5. Sa réclamation ayant été rejetée, m. Humblot a assigne le directeur général des impôts devant le Tribunal de grande instance de Belfort. A l'appui de son action, le requerrant a fait valoir que la perception de la taxe spéciale était contraire aux articles 30 et 95 du traité.
6. Cette argumentation a conduit le Tribunal de grande instance de Belfort à poser à la Cour la question suivante :
" L ' article 95 du traité instituant la Communauté économique européenne, éventuellement en liaison avec toute autre disposition de ce traité et/ou avec un quelconque principe fondamental de ce dernier, doit-il être interprété en ce sens qu'il s'opposerait - le cas échéant, à quelles conditions - à ce qu'un Etat membre frappe d'une taxe spécifique les produits d'un autre Etat membre qu'il ne fabrique pas, mais qui, par hypothèse, se trouvent être similaires ou en concurrence, au sens de la jurisprudence de la Cour, avec ses propres produits ? Et, notamment, l'article 95 du traité permet-il à un pays membre de frapper de taxes spécifiques telles que la taxe spéciale instituée en France sur les véhicules de plus de 16 cv alors que, dans ce pays, il n'est pas fabriqué de tels véhicules contrairement à certains autres pays de la communauté ? "
7. Il résulte du dossier que la question vise en substance à savoir si l'article 95 interdit de soumettre les voitures dépassant une certaine puissance fiscale à une taxe spéciale fixe dont le montant est plusieurs fois le montant le plus élevé de la taxe progressive qui doit être acquittée pour les voitures n'atteignant pas cette puissance fiscale, lorsque les seules voitures frappées par la taxe spéciale sont des voitures importées, notamment d'autres Etats membres.

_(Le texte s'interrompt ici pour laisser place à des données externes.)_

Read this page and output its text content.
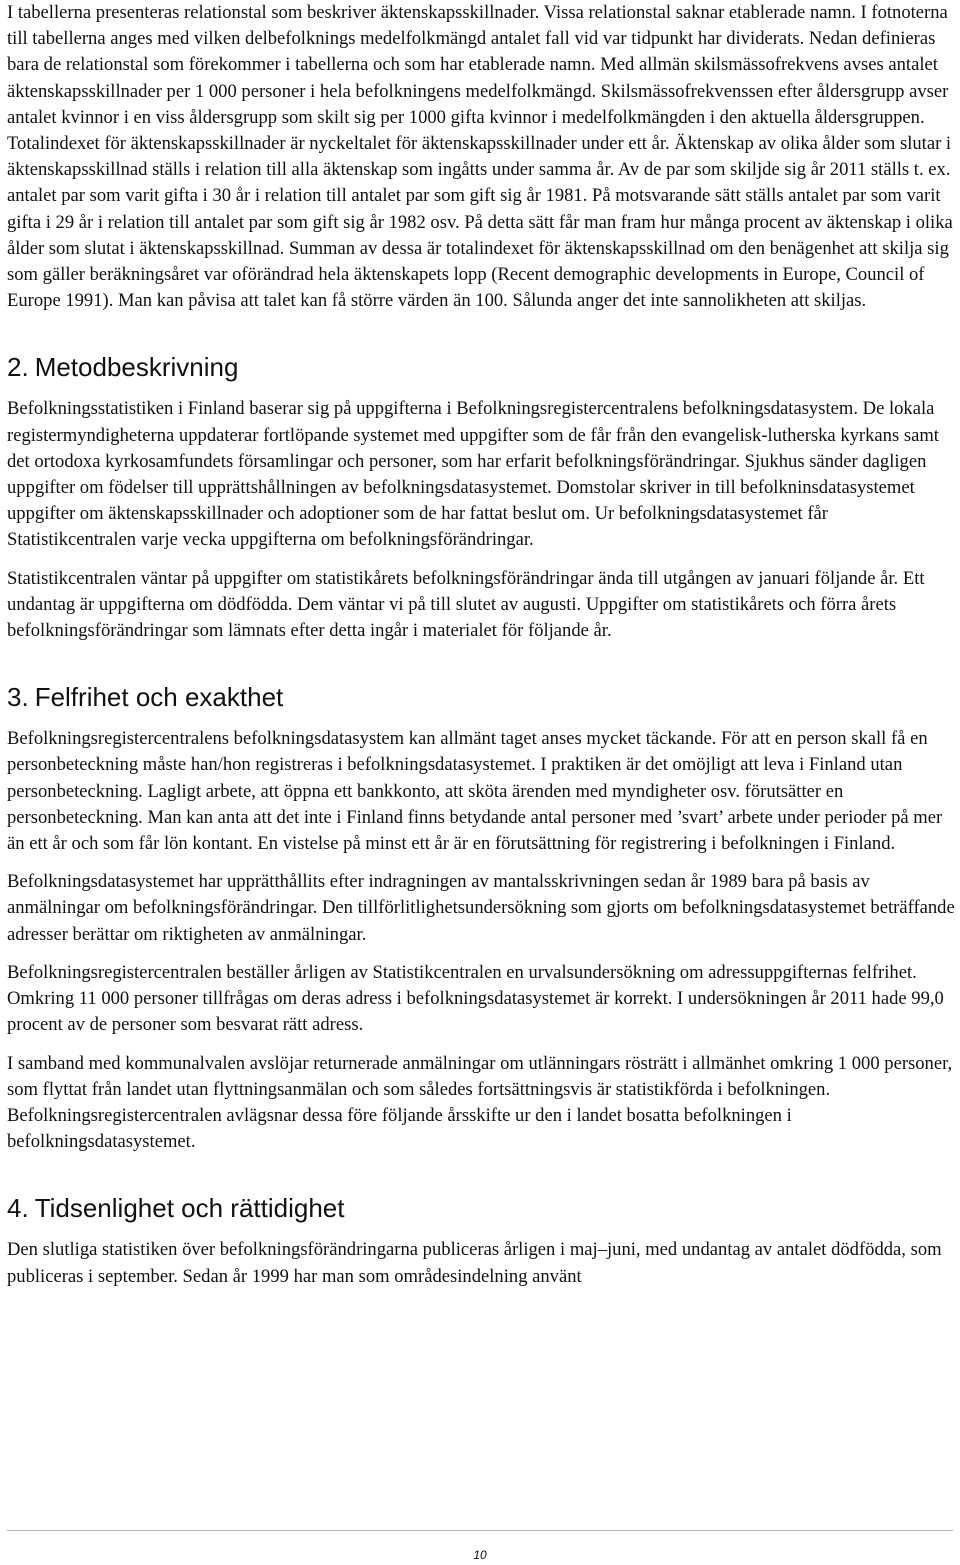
I tabellerna presenteras relationstal som beskriver äktenskapsskillnader. Vissa relationstal saknar etablerade namn. I fotnoterna till tabellerna anges med vilken delbefolknings medelfolkmängd antalet fall vid var tidpunkt har dividerats. Nedan definieras bara de relationstal som förekommer i tabellerna och som har etablerade namn. Med allmän skilsmässofrekvens avses antalet äktenskapsskillnader per 1 000 personer i hela befolkningens medelfolkmängd. Skilsmässofrekvenssen efter åldersgrupp avser antalet kvinnor i en viss åldersgrupp som skilt sig per 1000 gifta kvinnor i medelfolkmängden i den aktuella åldersgruppen. Totalindexet för äktenskapsskillnader är nyckeltalet för äktenskapsskillnader under ett år. Äktenskap av olika ålder som slutar i äktenskapsskillnad ställs i relation till alla äktenskap som ingåtts under samma år. Av de par som skiljde sig år 2011 ställs t. ex. antalet par som varit gifta i 30 år i relation till antalet par som gift sig år 1981. På motsvarande sätt ställs antalet par som varit gifta i 29 år i relation till antalet par som gift sig år 1982 osv. På detta sätt får man fram hur många procent av äktenskap i olika ålder som slutat i äktenskapsskillnad. Summan av dessa är totalindexet för äktenskapsskillnad om den benägenhet att skilja sig som gäller beräkningsåret var oförändrad hela äktenskapets lopp (Recent demographic developments in Europe, Council of Europe 1991). Man kan påvisa att talet kan få större värden än 100. Sålunda anger det inte sannolikheten att skiljas.

2. Metodbeskrivning

Befolkningsstatistiken i Finland baserar sig på uppgifterna i Befolkningsregistercentralens befolkningsdatasystem. De lokala registermyndigheterna uppdaterar fortlöpande systemet med uppgifter som de får från den evangelisk-lutherska kyrkans samt det ortodoxa kyrkosamfundets församlingar och personer, som har erfarit befolkningsförändringar. Sjukhus sänder dagligen uppgifter om födelser till upprättshållningen av befolkningsdatasystemet. Domstolar skriver in till befolkninsdatasystemet uppgifter om äktenskapsskillnader och adoptioner som de har fattat beslut om. Ur befolkningsdatasystemet får Statistikcentralen varje vecka uppgifterna om befolkningsförändringar.

Statistikcentralen väntar på uppgifter om statistikårets befolkningsförändringar ända till utgången av januari följande år. Ett undantag är uppgifterna om dödfödda. Dem väntar vi på till slutet av augusti. Uppgifter om statistikårets och förra årets befolkningsförändringar som lämnats efter detta ingår i materialet för följande år.

3. Felfrihet och exakthet

Befolkningsregistercentralens befolkningsdatasystem kan allmänt taget anses mycket täckande. För att en person skall få en personbeteckning måste han/hon registreras i befolkningsdatasystemet. I praktiken är det omöjligt att leva i Finland utan personbeteckning. Lagligt arbete, att öppna ett bankkonto, att sköta ärenden med myndigheter osv. förutsätter en personbeteckning. Man kan anta att det inte i Finland finns betydande antal personer med ’svart’ arbete under perioder på mer än ett år och som får lön kontant. En vistelse på minst ett år är en förutsättning för registrering i befolkningen i Finland.

Befolkningsdatasystemet har upprätthållits efter indragningen av mantalsskrivningen sedan år 1989 bara på basis av anmälningar om befolkningsförändringar. Den tillförlitlighetsundersökning som gjorts om befolkningsdatasystemet beträffande adresser berättar om riktigheten av anmälningar.

Befolkningsregistercentralen beställer årligen av Statistikcentralen en urvalsundersökning om adressuppgifternas felfrihet. Omkring 11 000 personer tillfrågas om deras adress i befolkningsdatasystemet är korrekt. I undersökningen år 2011 hade 99,0 procent av de personer som besvarat rätt adress.

I samband med kommunalvalen avslöjar returnerade anmälningar om utlänningars rösträtt i allmänhet omkring 1 000 personer, som flyttat från landet utan flyttningsanmälan och som således fortsättningsvis är statistikförda i befolkningen. Befolkningsregistercentralen avlägsnar dessa före följande årsskifte ur den i landet bosatta befolkningen i befolkningsdatasystemet.

4. Tidsenlighet och rättidighet

Den slutliga statistiken över befolkningsförändringarna publiceras årligen i maj–juni, med undantag av antalet dödfödda, som publiceras i september. Sedan år 1999 har man som områdesindelning använt

10
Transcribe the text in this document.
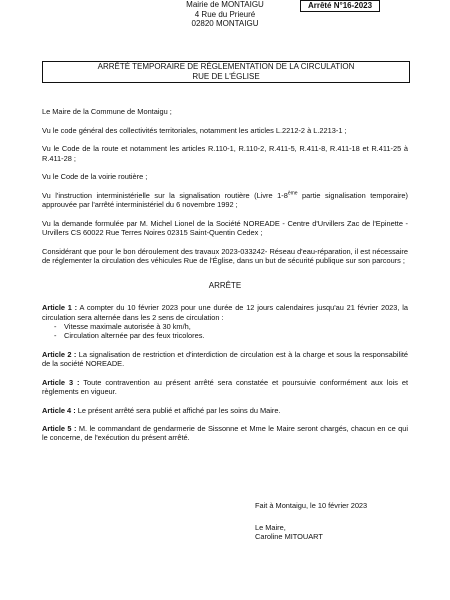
Mairie de MONTAIGU
4 Rue du Prieuré
02820 MONTAIGU
Arrêté N°16-2023
ARRÊTÉ TEMPORAIRE DE RÈGLEMENTATION DE LA CIRCULATION
RUE DE L'ÉGLISE

Le Maire de la Commune de Montaigu ;

Vu le code général des collectivités territoriales, notamment les articles L.2212-2 à L.2213-1 ;

Vu le Code de la route et notamment les articles R.110-1, R.110-2, R.411-5, R.411-8, R.411-18 et R.411-25 à R.411-28 ;

Vu le Code de la voirie routière ;

Vu l'instruction interministérielle sur la signalisation routière (Livre 1-8ème partie signalisation temporaire) approuvée par l'arrêté interministériel du 6 novembre 1992 ;

Vu la demande formulée par M. Michel Lionel de la Société NOREADE - Centre d'Urvillers Zac de l'Epinette - Urvillers CS 60022 Rue Terres Noires 02315 Saint-Quentin Cedex ;

Considérant que pour le bon déroulement des travaux 2023-033242- Réseau d'eau-réparation, il est nécessaire de réglementer la circulation des véhicules Rue de l'Église, dans un but de sécurité publique sur son parcours ;

ARRÊTE
Article 1 : A compter du 10 février 2023 pour une durée de 12 jours calendaires jusqu'au 21 février 2023, la circulation sera alternée dans les 2 sens de circulation :
- Vitesse maximale autorisée à 30 km/h,
- Circulation alternée par des feux tricolores.

Article 2 : La signalisation de restriction et d'interdiction de circulation est à la charge et sous la responsabilité de la société NOREADE.

Article 3 : Toute contravention au présent arrêté sera constatée et poursuivie conformément aux lois et règlements en vigueur.

Article 4 : Le présent arrêté sera publié et affiché par les soins du Maire.

Article 5 : M. le commandant de gendarmerie de Sissonne et Mme le Maire seront chargés, chacun en ce qui le concerne, de l'exécution du présent arrêté.

Fait à Montaigu, le 10 février 2023
Le Maire,
Caroline MITOUART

8. M. Humblot, dans les observations qu'il a presentées devant la Cour, a mis l'accent sur le fait que la taxe spéciale n'atteint que des véhicules importés puisqu'il n'existe aucune voiture française dont la puissance fiscale est supérieure à 16 cv. Or, pour M. Humblot, les véhicules de 16 cv ou moins et ceux de plus de 16 cv sont parfaitement comparables quant aux performances, prix ou consommation d'énergie. Dans ces conditions, en frappant uniquement les véhicules importés d'une taxe spéciale dont le montant est très supérieur à ceux de la taxe différentielle, l'état français aurait créé une discrimination contraire à l'article 95 du traité.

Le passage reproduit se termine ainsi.